Catastrophic antiphospholipid syndrome and heparin-induced thrombocytopenia-related diseases or chance association?

[heparin-induced thrombocytopenia]

Antiphospholipid syndrome (APS) and heparin-induced thrombocytopenia (HIT) are thrombotic disorders due to specific autoimmune-mediated antibodies. Catastrophic APS (CAPS), also known as Asherman's syndrome, is a life-threatening severe form of APS. Diagnostic criteria for CAPS include the development of a thrombotic event of three or more organs in less than a week with the presence of antiphospholipid antibodies and microvascular thrombosis on histology.

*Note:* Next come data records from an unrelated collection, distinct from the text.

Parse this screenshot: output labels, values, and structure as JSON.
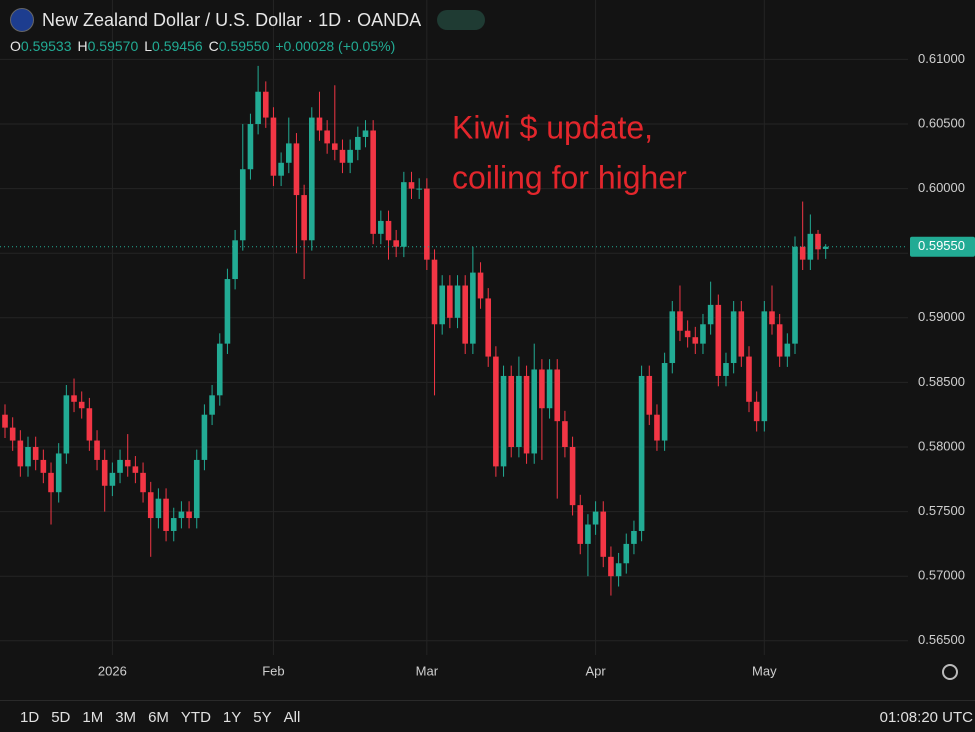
{
  "header": {
    "title": "New Zealand Dollar / U.S. Dollar · 1D · OANDA",
    "ohlc": [
      {
        "key": "O",
        "value": "0.59533"
      },
      {
        "key": "H",
        "value": "0.59570"
      },
      {
        "key": "L",
        "value": "0.59456"
      },
      {
        "key": "C",
        "value": "0.59550"
      }
    ],
    "change": "+0.00028 (+0.05%)"
  },
  "chart_data": {
    "type": "candlestick",
    "categories": [
      null,
      null,
      null,
      null,
      null,
      null,
      null,
      null,
      null,
      null,
      null,
      null,
      null,
      null,
      "2026",
      null,
      null,
      null,
      null,
      null,
      null,
      null,
      null,
      null,
      null,
      null,
      null,
      null,
      null,
      null,
      null,
      null,
      null,
      null,
      null,
      "Feb",
      null,
      null,
      null,
      null,
      null,
      null,
      null,
      null,
      null,
      null,
      null,
      null,
      null,
      null,
      null,
      null,
      null,
      null,
      null,
      "Mar",
      null,
      null,
      null,
      null,
      null,
      null,
      null,
      null,
      null,
      null,
      null,
      null,
      null,
      null,
      null,
      null,
      null,
      null,
      null,
      null,
      null,
      "Apr",
      null,
      null,
      null,
      null,
      null,
      null,
      null,
      null,
      null,
      null,
      null,
      null,
      null,
      null,
      null,
      null,
      null,
      null,
      null,
      null,
      null,
      "May",
      null,
      null,
      null,
      null,
      null,
      null,
      null,
      null
    ],
    "open": [
      0.5825,
      0.5815,
      0.5805,
      0.5785,
      0.58,
      0.579,
      0.578,
      0.5765,
      0.5795,
      0.584,
      0.5835,
      0.583,
      0.5805,
      0.579,
      0.577,
      0.578,
      0.579,
      0.5785,
      0.578,
      0.5765,
      0.5745,
      0.576,
      0.5735,
      0.5745,
      0.575,
      0.5745,
      0.579,
      0.5825,
      0.584,
      0.588,
      0.593,
      0.596,
      0.6015,
      0.605,
      0.6075,
      0.6055,
      0.601,
      0.602,
      0.6035,
      0.5995,
      0.596,
      0.6055,
      0.6045,
      0.6035,
      0.603,
      0.602,
      0.603,
      0.604,
      0.6045,
      0.5965,
      0.5975,
      0.596,
      0.5955,
      0.6005,
      0.6,
      0.6,
      0.5945,
      0.5895,
      0.5925,
      0.59,
      0.5925,
      0.588,
      0.5935,
      0.5915,
      0.587,
      0.5785,
      0.5855,
      0.58,
      0.5855,
      0.5795,
      0.586,
      0.583,
      0.586,
      0.582,
      0.58,
      0.5755,
      0.5725,
      0.574,
      0.575,
      0.5715,
      0.57,
      0.571,
      0.5725,
      0.5735,
      0.5855,
      0.5825,
      0.5805,
      0.5865,
      0.5905,
      0.589,
      0.5885,
      0.588,
      0.5895,
      0.591,
      0.5855,
      0.5865,
      0.5905,
      0.587,
      0.5835,
      0.582,
      0.5905,
      0.5895,
      0.587,
      0.588,
      0.5955,
      0.5945,
      0.5965,
      0.59533
    ],
    "high": [
      0.5833,
      0.5823,
      0.5813,
      0.5808,
      0.5808,
      0.5798,
      0.5788,
      0.5803,
      0.5848,
      0.5853,
      0.5843,
      0.5838,
      0.5813,
      0.5798,
      0.5788,
      0.5798,
      0.581,
      0.5793,
      0.5788,
      0.5773,
      0.5768,
      0.5768,
      0.5753,
      0.5758,
      0.5758,
      0.5798,
      0.5833,
      0.5848,
      0.5888,
      0.5938,
      0.5968,
      0.605,
      0.6058,
      0.6095,
      0.6083,
      0.6063,
      0.6028,
      0.6055,
      0.6043,
      0.6003,
      0.6063,
      0.6075,
      0.6053,
      0.608,
      0.6038,
      0.6038,
      0.6048,
      0.6053,
      0.6053,
      0.5983,
      0.5983,
      0.5968,
      0.6013,
      0.6013,
      0.6008,
      0.6008,
      0.5953,
      0.5933,
      0.5933,
      0.5933,
      0.5933,
      0.5955,
      0.5943,
      0.5923,
      0.5878,
      0.5863,
      0.5863,
      0.587,
      0.5863,
      0.588,
      0.5868,
      0.5868,
      0.5868,
      0.5828,
      0.5808,
      0.5763,
      0.5748,
      0.5758,
      0.5758,
      0.5723,
      0.5718,
      0.5733,
      0.5743,
      0.5863,
      0.5863,
      0.5833,
      0.5873,
      0.5913,
      0.5925,
      0.5898,
      0.5893,
      0.5903,
      0.5928,
      0.5918,
      0.5873,
      0.5913,
      0.5913,
      0.5878,
      0.5843,
      0.5913,
      0.5925,
      0.5903,
      0.5888,
      0.5963,
      0.599,
      0.598,
      0.5968,
      0.5957
    ],
    "low": [
      0.5807,
      0.5797,
      0.5777,
      0.5777,
      0.5782,
      0.5772,
      0.574,
      0.5757,
      0.5787,
      0.5827,
      0.5822,
      0.5797,
      0.5782,
      0.575,
      0.5762,
      0.5772,
      0.5777,
      0.5772,
      0.5757,
      0.5715,
      0.5737,
      0.5727,
      0.5727,
      0.5737,
      0.5737,
      0.5737,
      0.5782,
      0.5817,
      0.5832,
      0.5872,
      0.5922,
      0.5952,
      0.6007,
      0.6042,
      0.6047,
      0.6002,
      0.6002,
      0.6012,
      0.595,
      0.593,
      0.5952,
      0.6037,
      0.6027,
      0.6022,
      0.6012,
      0.6012,
      0.6022,
      0.6032,
      0.5957,
      0.5957,
      0.5945,
      0.5947,
      0.5947,
      0.5992,
      0.5992,
      0.5937,
      0.584,
      0.5887,
      0.5892,
      0.5892,
      0.5872,
      0.5872,
      0.5907,
      0.5862,
      0.5777,
      0.5777,
      0.5792,
      0.5792,
      0.5787,
      0.5787,
      0.579,
      0.5822,
      0.576,
      0.5792,
      0.5747,
      0.5717,
      0.57,
      0.5732,
      0.5707,
      0.5685,
      0.5692,
      0.5702,
      0.5717,
      0.5727,
      0.5817,
      0.5797,
      0.5797,
      0.5857,
      0.5882,
      0.5877,
      0.5872,
      0.5872,
      0.5887,
      0.5847,
      0.5847,
      0.5857,
      0.5862,
      0.5827,
      0.5812,
      0.5812,
      0.5887,
      0.5862,
      0.5862,
      0.5872,
      0.5937,
      0.5937,
      0.5945,
      0.59456
    ],
    "close": [
      0.5815,
      0.5805,
      0.5785,
      0.58,
      0.579,
      0.578,
      0.5765,
      0.5795,
      0.584,
      0.5835,
      0.583,
      0.5805,
      0.579,
      0.577,
      0.578,
      0.579,
      0.5785,
      0.578,
      0.5765,
      0.5745,
      0.576,
      0.5735,
      0.5745,
      0.575,
      0.5745,
      0.579,
      0.5825,
      0.584,
      0.588,
      0.593,
      0.596,
      0.6015,
      0.605,
      0.6075,
      0.6055,
      0.601,
      0.602,
      0.6035,
      0.5995,
      0.596,
      0.6055,
      0.6045,
      0.6035,
      0.603,
      0.602,
      0.603,
      0.604,
      0.6045,
      0.5965,
      0.5975,
      0.596,
      0.5955,
      0.6005,
      0.6,
      0.6,
      0.5945,
      0.5895,
      0.5925,
      0.59,
      0.5925,
      0.588,
      0.5935,
      0.5915,
      0.587,
      0.5785,
      0.5855,
      0.58,
      0.5855,
      0.5795,
      0.586,
      0.583,
      0.586,
      0.582,
      0.58,
      0.5755,
      0.5725,
      0.574,
      0.575,
      0.5715,
      0.57,
      0.571,
      0.5725,
      0.5735,
      0.5855,
      0.5825,
      0.5805,
      0.5865,
      0.5905,
      0.589,
      0.5885,
      0.588,
      0.5895,
      0.591,
      0.5855,
      0.5865,
      0.5905,
      0.587,
      0.5835,
      0.582,
      0.5905,
      0.5895,
      0.587,
      0.588,
      0.5955,
      0.5945,
      0.5965,
      0.5953,
      0.5955
    ],
    "up_color": "#22ab94",
    "down_color": "#f23645",
    "ylim": [
      0.5639,
      0.6146
    ],
    "yticks": [
      {
        "value": 0.565,
        "label": "0.56500"
      },
      {
        "value": 0.57,
        "label": "0.57000"
      },
      {
        "value": 0.575,
        "label": "0.57500"
      },
      {
        "value": 0.58,
        "label": "0.58000"
      },
      {
        "value": 0.585,
        "label": "0.58500"
      },
      {
        "value": 0.59,
        "label": "0.59000"
      },
      {
        "value": 0.595,
        "label": "0.59500"
      },
      {
        "value": 0.6,
        "label": "0.60000"
      },
      {
        "value": 0.605,
        "label": "0.60500"
      },
      {
        "value": 0.61,
        "label": "0.61000"
      }
    ],
    "grid": true,
    "last_price": {
      "value": 0.5955,
      "label": "0.59550"
    },
    "annotation": [
      "Kiwi $ update,",
      "coiling for higher"
    ]
  },
  "toolbar": {
    "ranges": [
      "1D",
      "5D",
      "1M",
      "3M",
      "6M",
      "YTD",
      "1Y",
      "5Y",
      "All"
    ],
    "time": "01:08:20 UTC"
  }
}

Thrombocytopenia is seen in more than 60% of cases of CAPS. HIT is a life-threatening disorder with the clinical presentation of thrombocytopenia and arterial or venous thrombosis in patients who develop antibodies to heparin and platelet factor 4 typically within 10 days after starting heparin treatment. Due to the multiple similarities in clinical features and pathophysiology of CAPS and HIT, it has been postulated that these two antibody-mediated disorders may be related. We report two cases in which patients diagnosed with CAPS developed HIT very soon during the same admission as well as a case of a patient initially diagnosed with HIT who presented with CAPS years later.